29 marzo 2021 21:58 CEST/ María Rodríguez Velasco, Universidad CEU San Pablo
El maestro flamenco dominaba la técnica del óleo y era detallista hasta el extremo de crear su propia arquitectura. En ella, las leyes de la perspectiva quedaban relegadas en favor de la exposición del mensaje.
Uno de los grandes renovadores de la pintura occidental es Rogier van der Weyden (h. 1399-1464), que encarna en sus obras el realismo, el detallismo y el simbolismo propios de la escuela de los Primitivos Flamencos.
El reconocimiento de sus coetáneos fue tal que, en 1460, los duques de Milán no dudaron en enviar a uno de sus pintores de corte, Zanetto Bugatto, a formarse con el gran maestro de la ciudad de Bruselas. Su fama se hizo extensiva a Alemania, donde Alberto Durero lo alabó como “el mayor de los pintores”.
¿Qué despertaba tal admiración? Ante su monumental Descendimiento (ant. 1443, Museo del Prado) advertimos el equilibrio compositivo, el realismo de sus rostros como expresiones individualizadas del dolor, el modelado de las anatomías mediante un sutil claroscuro o el tratamiento envolvente de ropajes cuyos pliegues subrayan un carácter tridimensional alejado de la tradición anterior.

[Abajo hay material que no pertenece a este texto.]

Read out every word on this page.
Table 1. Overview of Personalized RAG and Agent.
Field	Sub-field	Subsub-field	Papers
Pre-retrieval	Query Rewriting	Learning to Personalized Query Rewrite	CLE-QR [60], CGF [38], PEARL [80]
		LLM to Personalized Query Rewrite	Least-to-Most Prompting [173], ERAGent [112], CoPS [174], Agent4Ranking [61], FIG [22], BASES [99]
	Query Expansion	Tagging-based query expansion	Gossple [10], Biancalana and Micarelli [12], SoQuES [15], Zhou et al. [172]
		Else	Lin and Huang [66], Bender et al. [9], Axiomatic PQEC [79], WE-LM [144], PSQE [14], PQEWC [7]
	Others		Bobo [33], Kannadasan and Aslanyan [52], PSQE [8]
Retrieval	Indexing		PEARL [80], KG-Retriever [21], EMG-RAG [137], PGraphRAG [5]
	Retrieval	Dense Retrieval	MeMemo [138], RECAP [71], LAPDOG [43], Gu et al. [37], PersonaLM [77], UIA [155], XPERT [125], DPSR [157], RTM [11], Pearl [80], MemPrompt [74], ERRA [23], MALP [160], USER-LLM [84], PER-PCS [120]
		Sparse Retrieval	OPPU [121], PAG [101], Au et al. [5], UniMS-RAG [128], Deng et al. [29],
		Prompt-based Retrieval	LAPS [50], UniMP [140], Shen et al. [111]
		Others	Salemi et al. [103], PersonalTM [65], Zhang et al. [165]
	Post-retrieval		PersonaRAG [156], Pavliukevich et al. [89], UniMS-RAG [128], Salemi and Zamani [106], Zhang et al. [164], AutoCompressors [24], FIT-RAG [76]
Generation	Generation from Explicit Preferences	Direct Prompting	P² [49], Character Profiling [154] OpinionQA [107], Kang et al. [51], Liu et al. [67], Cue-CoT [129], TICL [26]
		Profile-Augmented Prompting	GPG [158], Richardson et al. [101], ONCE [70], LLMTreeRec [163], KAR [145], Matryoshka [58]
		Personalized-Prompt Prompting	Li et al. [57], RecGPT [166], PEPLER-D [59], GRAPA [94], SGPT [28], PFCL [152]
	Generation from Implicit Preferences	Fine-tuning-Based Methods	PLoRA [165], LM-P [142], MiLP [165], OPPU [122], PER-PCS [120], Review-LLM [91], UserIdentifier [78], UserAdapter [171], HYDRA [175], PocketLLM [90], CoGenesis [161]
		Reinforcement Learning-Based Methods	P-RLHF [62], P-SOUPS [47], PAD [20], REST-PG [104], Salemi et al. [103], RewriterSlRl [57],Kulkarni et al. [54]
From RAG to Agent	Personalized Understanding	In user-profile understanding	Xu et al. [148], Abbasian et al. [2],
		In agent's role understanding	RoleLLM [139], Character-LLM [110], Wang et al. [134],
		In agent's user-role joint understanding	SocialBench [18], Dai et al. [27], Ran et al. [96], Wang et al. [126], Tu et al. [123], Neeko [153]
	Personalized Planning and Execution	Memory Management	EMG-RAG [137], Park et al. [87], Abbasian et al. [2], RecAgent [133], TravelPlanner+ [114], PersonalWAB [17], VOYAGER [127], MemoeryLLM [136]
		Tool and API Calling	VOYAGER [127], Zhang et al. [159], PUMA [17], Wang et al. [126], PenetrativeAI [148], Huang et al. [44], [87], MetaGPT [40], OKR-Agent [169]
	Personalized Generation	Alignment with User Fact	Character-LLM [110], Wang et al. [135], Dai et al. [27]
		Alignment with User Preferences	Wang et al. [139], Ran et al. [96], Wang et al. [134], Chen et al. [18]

Su dominio del óleo nos ofrece una paleta cromática viva y de ricos matices que recrea un sinfín de texturas diferenciadas. Pero una contemplación más detenida de sus pinturas nos invita a traspasar la apariencia para introducirnos en un mundo de símbolos y discursos paralelos que enriquecen el significado último de cada pintura.